Solnit's interest in disaster communities began with her experience of the 1989 Loma Prieta earthquake in San Francisco. The institutional narrative—media reports of looting, official warnings of chaos, National Guard deployments—diverged sharply from what she and her neighbors actually experienced: spontaneous cooperation, shared resources, collective problem-solving. The divergence prompted two decades of research into other disasters, revealing that the pattern was not unique to San Francisco or to earthquakes but appeared across cultures, across disaster types, and across centuries.
The concept builds on earlier sociological work—Charles Fritz's 1961 disaster research, Kai Erikson's studies of technological catastrophes, the mutual aid tradition of Kropotkin—but Solnit's synthesis was the first to frame disaster communities as a demonstration of latent human capacities systematically suppressed by ordinary institutional arrangements. The disaster does not create the capacity for cooperation; it removes the structures that had been preventing cooperation from manifesting.

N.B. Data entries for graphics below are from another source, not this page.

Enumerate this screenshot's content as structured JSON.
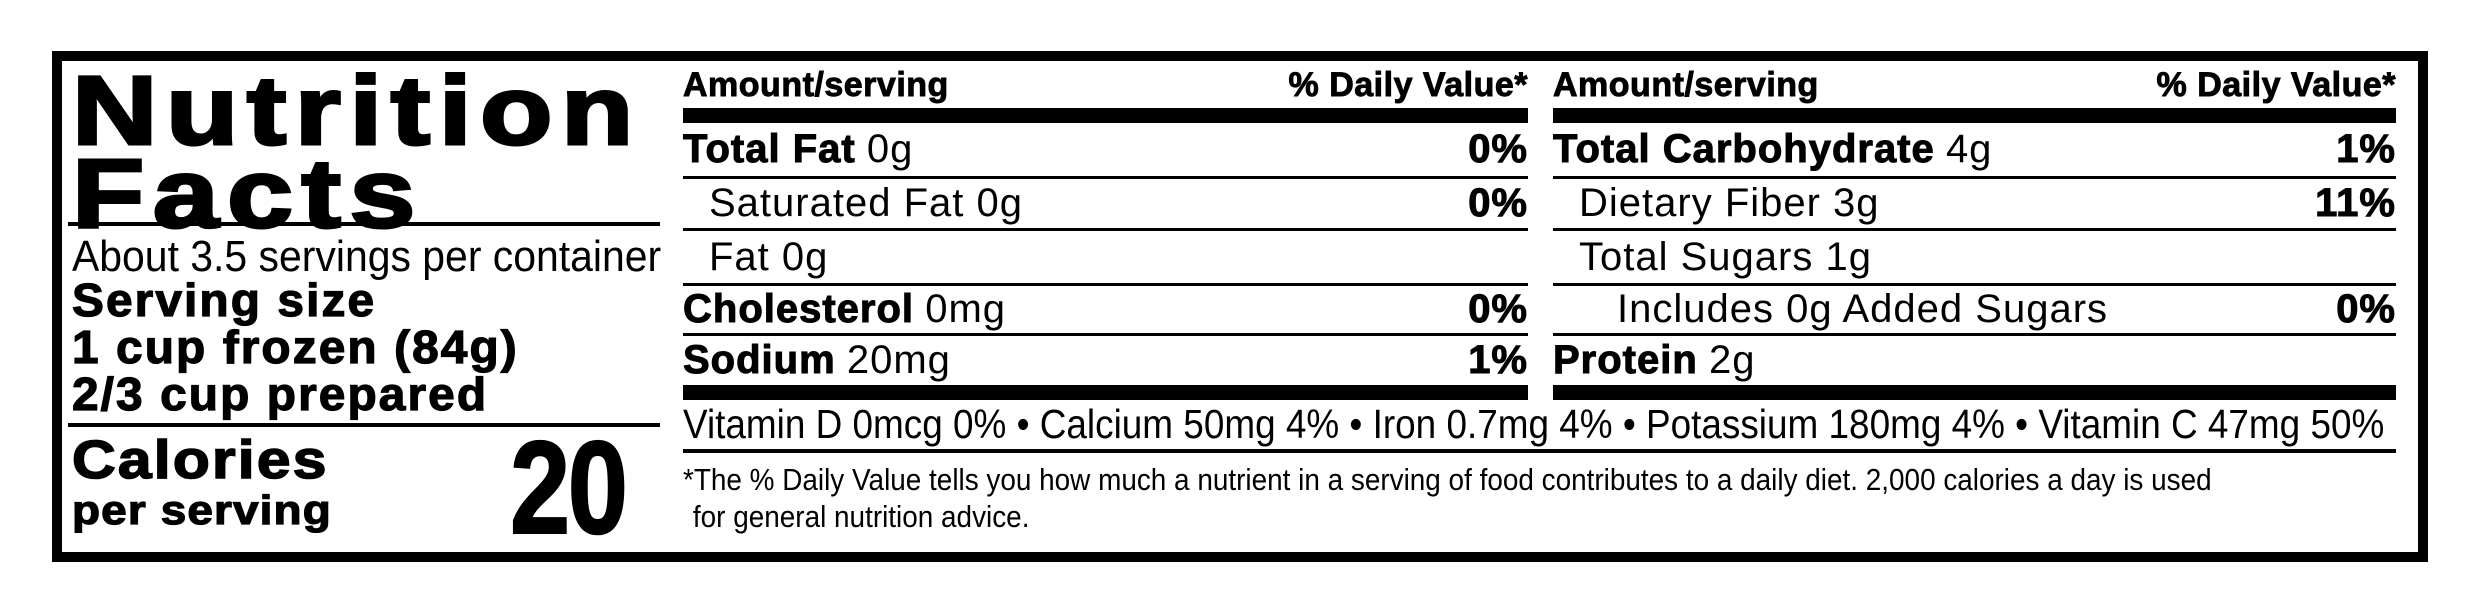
{
  "colors": {
    "ink": "#000000",
    "paper": "#ffffff"
  },
  "label": {
    "title_line1": "Nutrition",
    "title_line2": "Facts",
    "servings_per_container": "About 3.5 servings per container",
    "serving_size_heading": "Serving size",
    "serving_size_line1": "1 cup frozen (84g)",
    "serving_size_line2": "2/3 cup prepared",
    "calories_word": "Calories",
    "calories_subword": "per serving",
    "calories_value": "20",
    "header_amount": "Amount/serving",
    "header_dv": "% Daily Value*",
    "middle_rows": [
      {
        "bold": "Total Fat",
        "rest": "0g",
        "dv": "0%"
      },
      {
        "bold": "",
        "rest": "Saturated Fat 0g",
        "dv": "0%"
      },
      {
        "bold": "",
        "rest": "Fat 0g",
        "dv": ""
      },
      {
        "bold": "Cholesterol",
        "rest": "0mg",
        "dv": "0%"
      },
      {
        "bold": "Sodium",
        "rest": "20mg",
        "dv": "1%"
      }
    ],
    "right_rows": [
      {
        "bold": "Total Carbohydrate",
        "rest": "4g",
        "dv": "1%"
      },
      {
        "bold": "",
        "rest": "Dietary Fiber 3g",
        "dv": "11%"
      },
      {
        "bold": "",
        "rest": "Total Sugars 1g",
        "dv": ""
      },
      {
        "bold": "",
        "rest": "Includes 0g Added Sugars",
        "dv": "0%"
      },
      {
        "bold": "Protein",
        "rest": "2g",
        "dv": ""
      }
    ],
    "micronutrients_line": "Vitamin D 0mcg 0% • Calcium 50mg 4% • Iron 0.7mg 4% • Potassium 180mg 4% • Vitamin C 47mg 50%",
    "footnote_line1": "*The % Daily Value tells you how much a nutrient in a serving of food contributes to a daily diet. 2,000 calories a day is used",
    "footnote_line2": "for general nutrition advice."
  }
}
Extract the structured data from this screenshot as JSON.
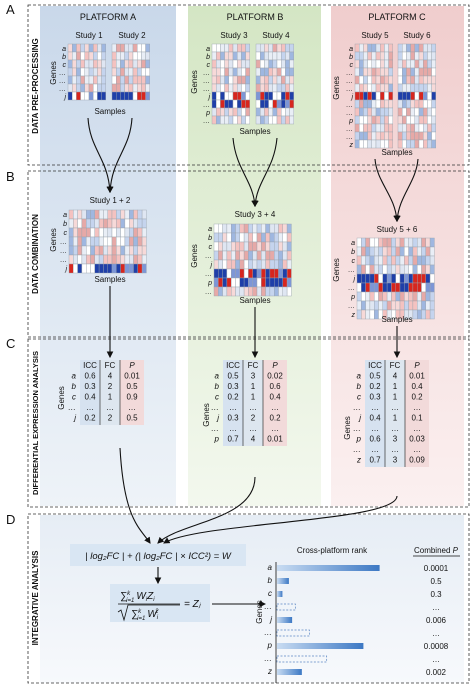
{
  "section_letters": [
    "A",
    "B",
    "C",
    "D"
  ],
  "row_labels": {
    "a": "DATA PRE-PROCESSING",
    "b": "DATA COMBINATION",
    "c": "DIFFERENTIAL EXPRESSION ANALYSIS",
    "d": "INTEGRATIVE ANALYSIS"
  },
  "platforms": [
    "PLATFORM A",
    "PLATFORM B",
    "PLATFORM C"
  ],
  "studies": [
    "Study 1",
    "Study 2",
    "Study 3",
    "Study 4",
    "Study 5",
    "Study 6"
  ],
  "combined_studies": [
    "Study 1 + 2",
    "Study 3 + 4",
    "Study 5 + 6"
  ],
  "axis_genes": "Genes",
  "axis_samples": "Samples",
  "gene_labels": {
    "a": "a",
    "b": "b",
    "c": "c",
    "dots": "…",
    "ellipsis_v": "⋮",
    "j": "j",
    "p": "p",
    "z": "z"
  },
  "table_headers": [
    "ICC",
    "FC",
    "P"
  ],
  "tables": [
    {
      "rows": [
        {
          "gene": "a",
          "icc": "0.6",
          "fc": "4",
          "p": "0.01"
        },
        {
          "gene": "b",
          "icc": "0.3",
          "fc": "2",
          "p": "0.5"
        },
        {
          "gene": "c",
          "icc": "0.4",
          "fc": "1",
          "p": "0.9"
        },
        {
          "gene": "…",
          "icc": "…",
          "fc": "…",
          "p": "…"
        },
        {
          "gene": "j",
          "icc": "0.2",
          "fc": "2",
          "p": "0.5"
        }
      ]
    },
    {
      "rows": [
        {
          "gene": "a",
          "icc": "0.5",
          "fc": "3",
          "p": "0.02"
        },
        {
          "gene": "b",
          "icc": "0.3",
          "fc": "1",
          "p": "0.6"
        },
        {
          "gene": "c",
          "icc": "0.2",
          "fc": "1",
          "p": "0.4"
        },
        {
          "gene": "…",
          "icc": "…",
          "fc": "…",
          "p": "…"
        },
        {
          "gene": "j",
          "icc": "0.3",
          "fc": "2",
          "p": "0.2"
        },
        {
          "gene": "…",
          "icc": "…",
          "fc": "…",
          "p": "…"
        },
        {
          "gene": "p",
          "icc": "0.7",
          "fc": "4",
          "p": "0.01"
        }
      ]
    },
    {
      "rows": [
        {
          "gene": "a",
          "icc": "0.5",
          "fc": "4",
          "p": "0.01"
        },
        {
          "gene": "b",
          "icc": "0.2",
          "fc": "1",
          "p": "0.4"
        },
        {
          "gene": "c",
          "icc": "0.3",
          "fc": "1",
          "p": "0.2"
        },
        {
          "gene": "…",
          "icc": "…",
          "fc": "…",
          "p": "…"
        },
        {
          "gene": "j",
          "icc": "0.4",
          "fc": "1",
          "p": "0.1"
        },
        {
          "gene": "…",
          "icc": "…",
          "fc": "…",
          "p": "…"
        },
        {
          "gene": "p",
          "icc": "0.6",
          "fc": "3",
          "p": "0.03"
        },
        {
          "gene": "…",
          "icc": "…",
          "fc": "…",
          "p": "…"
        },
        {
          "gene": "z",
          "icc": "0.7",
          "fc": "3",
          "p": "0.09"
        }
      ]
    }
  ],
  "weight_formula": "| log₂FC | + (| log₂FC | × ICC²) = W",
  "combine_formula_rhs": "= Zⱼ",
  "rank_title": "Cross-platform rank",
  "combined_p_title": "Combined",
  "combined_p_symbol": "P",
  "rank_rows": [
    {
      "gene": "a",
      "rank": 0.95,
      "p": "0.0001"
    },
    {
      "gene": "b",
      "rank": 0.11,
      "p": "0.5"
    },
    {
      "gene": "c",
      "rank": 0.05,
      "p": "0.3"
    },
    {
      "gene": "…",
      "rank": 0.17,
      "p": "…"
    },
    {
      "gene": "j",
      "rank": 0.14,
      "p": "0.006"
    },
    {
      "gene": "…",
      "rank": 0.3,
      "p": "…"
    },
    {
      "gene": "p",
      "rank": 0.8,
      "p": "0.0008"
    },
    {
      "gene": "…",
      "rank": 0.46,
      "p": "…"
    },
    {
      "gene": "z",
      "rank": 0.23,
      "p": "0.002"
    }
  ],
  "colors": {
    "platform_a": "#d7e2ee",
    "platform_b": "#e1ebd6",
    "platform_c": "#f1dada",
    "heat_red": "#d7261e",
    "heat_blue": "#1f3fa8",
    "bar_blue": "#3c78c4",
    "formula_box": "#d9e6f3"
  }
}
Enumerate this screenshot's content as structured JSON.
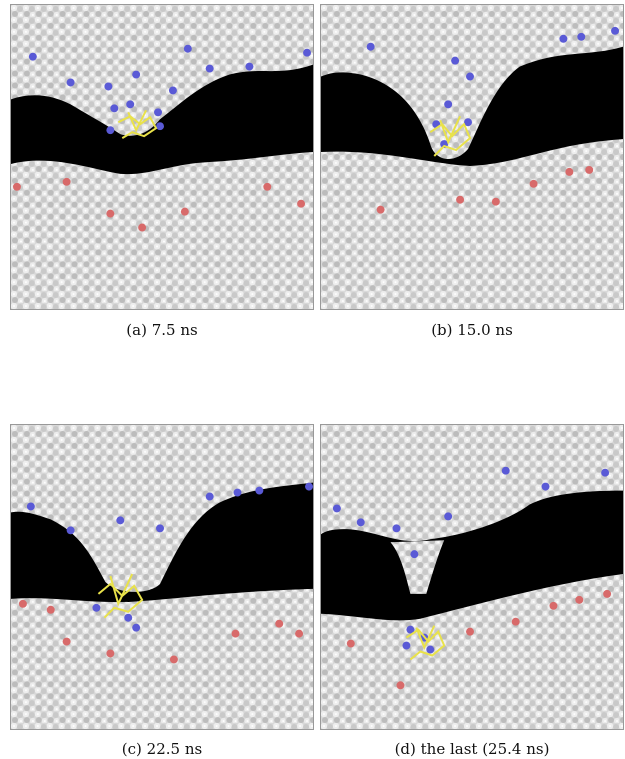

Elite Panic, Not Mass Panic. The chaos following disasters is typically produced not by the population but by authorities responding to imagined threats—National Guard deployments to prevent looting that wasn't happening, media reports of violence that didn't occur, institutional interventions that disrupted the mutual aid already underway.
Cooperation as Default, Not Exception. The disaster community is not a miraculous outbreak of altruism but the revelation of a default human capacity that ordinary institutional life obscures. When survival depends on cooperation, people cooperate—efficiently, creatively, and without waiting for institutional direction.
Temporary and Fragile. Disaster communities are displaced when institutional structures reassert themselves. The spontaneous cooperation of the gap rarely survives the return to normalcy, because normalcy is organized around different principles—property, hierarchy, market exchange—that the disaster had temporarily suspended.
Institutionalization Challenge. The labor movement, civil rights movement, and environmental movement all faced the same challenge: converting spontaneous cooperation into durable institutions before the window closed. Success required specific, sustained, organized effort—not the preservation of the disaster community itself (which is impossible) but the translation of its cooperative logic into governance structures that could survive institutional reassertion.
The AI Transition as Disaster. The collapse of professional identity structures, the sudden obsolescence of decade-long investments in skill, the vertigo of watching machines do what you spent years learning—these share the essential features of disaster: the ground moving, old certainties dissolving, new forms of cooperation emerging in the clearing. The question is whether the cooperation can be institutionalized before proprietary platforms capture it.